Scientists tout 'open source' drug discovery

The open source method of free and shared information could speed up disease research

Applying open source methodology to disease research could speed up the process of drug discovery, according to researchers at the University of Sydney.

Senior lecturer at the university’s School of Chemistry, Dr Matthew Todd, told Computerworld Australia that the current method of drug discovery is extremely competitive and mostly carried out behind closed doors to protect certain ideas and any commercial benefits down the track.

University of Sydney researchers are openly sharing their lab notes, primarily through a blog – The Synaptic Leap – as well as Twitter and Google+ and currently have around 15 contributors to a malaria project that is in pilot stages.
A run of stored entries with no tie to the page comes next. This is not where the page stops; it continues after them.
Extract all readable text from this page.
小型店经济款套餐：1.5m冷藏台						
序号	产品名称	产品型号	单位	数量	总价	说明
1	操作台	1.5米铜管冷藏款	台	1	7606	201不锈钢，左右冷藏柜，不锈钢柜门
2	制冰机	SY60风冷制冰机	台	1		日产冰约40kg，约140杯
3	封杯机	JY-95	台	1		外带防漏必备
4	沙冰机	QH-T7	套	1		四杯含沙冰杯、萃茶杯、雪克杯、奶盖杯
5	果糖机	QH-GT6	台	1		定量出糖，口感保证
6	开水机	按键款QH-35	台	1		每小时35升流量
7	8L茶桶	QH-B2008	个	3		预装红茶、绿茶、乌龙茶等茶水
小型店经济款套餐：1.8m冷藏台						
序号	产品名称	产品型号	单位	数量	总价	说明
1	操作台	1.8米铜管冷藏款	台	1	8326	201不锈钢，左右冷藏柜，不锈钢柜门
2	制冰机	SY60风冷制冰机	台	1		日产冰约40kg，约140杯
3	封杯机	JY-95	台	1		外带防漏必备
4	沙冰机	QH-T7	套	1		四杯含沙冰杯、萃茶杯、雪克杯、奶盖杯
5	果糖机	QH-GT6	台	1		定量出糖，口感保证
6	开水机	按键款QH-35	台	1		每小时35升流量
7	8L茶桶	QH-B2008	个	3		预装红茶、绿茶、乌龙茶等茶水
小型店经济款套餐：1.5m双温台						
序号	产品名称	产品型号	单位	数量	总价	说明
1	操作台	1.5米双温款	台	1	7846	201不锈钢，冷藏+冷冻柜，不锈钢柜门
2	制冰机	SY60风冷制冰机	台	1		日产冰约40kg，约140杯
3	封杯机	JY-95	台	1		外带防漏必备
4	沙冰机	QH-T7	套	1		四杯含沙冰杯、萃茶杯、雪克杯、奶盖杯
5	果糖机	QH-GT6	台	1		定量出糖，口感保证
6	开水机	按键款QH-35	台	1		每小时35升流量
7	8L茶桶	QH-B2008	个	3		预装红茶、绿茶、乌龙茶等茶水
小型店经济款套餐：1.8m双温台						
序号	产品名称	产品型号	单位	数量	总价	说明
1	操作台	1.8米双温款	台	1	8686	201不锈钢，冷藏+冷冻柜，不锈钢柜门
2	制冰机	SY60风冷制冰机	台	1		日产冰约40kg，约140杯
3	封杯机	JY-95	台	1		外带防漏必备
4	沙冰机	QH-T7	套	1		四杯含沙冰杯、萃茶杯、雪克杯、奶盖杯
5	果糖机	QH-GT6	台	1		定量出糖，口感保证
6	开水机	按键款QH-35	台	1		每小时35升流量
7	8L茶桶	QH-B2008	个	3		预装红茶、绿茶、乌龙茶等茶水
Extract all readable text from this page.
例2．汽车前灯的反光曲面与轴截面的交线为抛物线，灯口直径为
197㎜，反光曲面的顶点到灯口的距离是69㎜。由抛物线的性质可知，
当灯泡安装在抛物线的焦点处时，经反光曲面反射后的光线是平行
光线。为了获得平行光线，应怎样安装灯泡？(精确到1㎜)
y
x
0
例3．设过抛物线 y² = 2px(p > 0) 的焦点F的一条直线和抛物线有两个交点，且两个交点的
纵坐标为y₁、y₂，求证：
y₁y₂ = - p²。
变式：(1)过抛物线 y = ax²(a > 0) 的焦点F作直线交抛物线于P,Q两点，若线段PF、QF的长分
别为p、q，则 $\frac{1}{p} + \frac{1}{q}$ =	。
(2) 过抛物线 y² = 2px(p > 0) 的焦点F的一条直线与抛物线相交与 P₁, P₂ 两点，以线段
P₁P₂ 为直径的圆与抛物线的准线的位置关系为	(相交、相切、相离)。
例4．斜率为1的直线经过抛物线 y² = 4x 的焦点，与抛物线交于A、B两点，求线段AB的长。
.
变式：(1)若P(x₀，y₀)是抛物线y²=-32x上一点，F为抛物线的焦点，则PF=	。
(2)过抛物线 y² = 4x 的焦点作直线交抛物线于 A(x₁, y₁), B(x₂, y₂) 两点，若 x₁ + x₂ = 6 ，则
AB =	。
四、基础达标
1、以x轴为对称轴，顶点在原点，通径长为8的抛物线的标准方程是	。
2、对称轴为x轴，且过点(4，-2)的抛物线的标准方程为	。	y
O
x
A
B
"Drug discovery is a complex process involving many different stages and the open source method has huge potential for improving the early phases before clinical trials have commenced,” Todd said.

“It works to a certain model which involves research done behind closed doors where nothing is shared outside of an organisation, like a company or university,” Todd said.

“Eventually, way down the line, the work is published and if there is something interesting in there, it’s usually patented before it’s published in order to recover costs otherwise others can just take your work and use it for themselves.”

Todd labelled the open source movement as “transformative” and compared the way proprietary software development is carried out behind closed doors, in contrast to open source programmers that co-ordinate and share their code and ideas.

“What we’re proposing is that while you’re doing the work, you release everything onto the internet as you’re doing it so everyone can see it and by doing that you allow people who are not part of your core team to input whatever they want, they can advise and they can get involved in the project.

“This is exactly the way the software works; it means anybody with a computer can help out and in the case of our project, anyone who is reading what we’re doing and has access to a lab in particular can just start making molecules and get involved.”

According to Todd, the whole incentive to applying the methodology to drug discovery is getting a result quicker, although no drug has been discovered using the open source method to date.

“If you’ve got a problem and you want to solve it you need a lot of people looking at it and basically our approach is exactly that, so if you want to solve a really difficult problem like finding a drug for malaria then you need more people looking at the problem and you can’t do that if you work in a patent system where you’re secretive.”

There are numerous barriers to the adoption of the model, Todd said, all of which he argues are psychological.

“One is that in academia we are rewarded for our publications and the things we put in journals and we have to be in charge of our own publications and produce things from our own private lab because we’re competing with each other and we need to be graded in competition with the people around us.

“In an open sharing model it’s more difficult to work out who has done what and who is in charge of a certain project and so it goes against the model of academic publishing a because you end up with papers that lots of people have contributed to.”

Another issue is the potential for the theft of ideas, he said, with the absence of patents enabling anybody to exploit the work academically or commercially.

“One of the misconceptions about doing work like this is that you can’t publish in an academic journal but we’ve shown that’s not the case,” he said. “Also in academia in general, you don’t publish negative results but we’re publishing everything which we think is important and much better for the discipline I think.”

Todd has previously applied the open source approach to a project which focused on making a drug for the parasitic disease, Bilharzia.

“We solved that problem much faster because we had everything open source and we had a bunch of advice and help from people, particularly companies,” he said. “We discovered the way of making this molecule which is now being looked at by a company to scale up.

“We had about 100 contributions from people from outside of our core team at the University of Sydney and about 75 per cent of these were from industry so the minority of comments were from academia which was surprising, I expected academics to get way behind the project but it’s as though they were more secretive than industrialists.”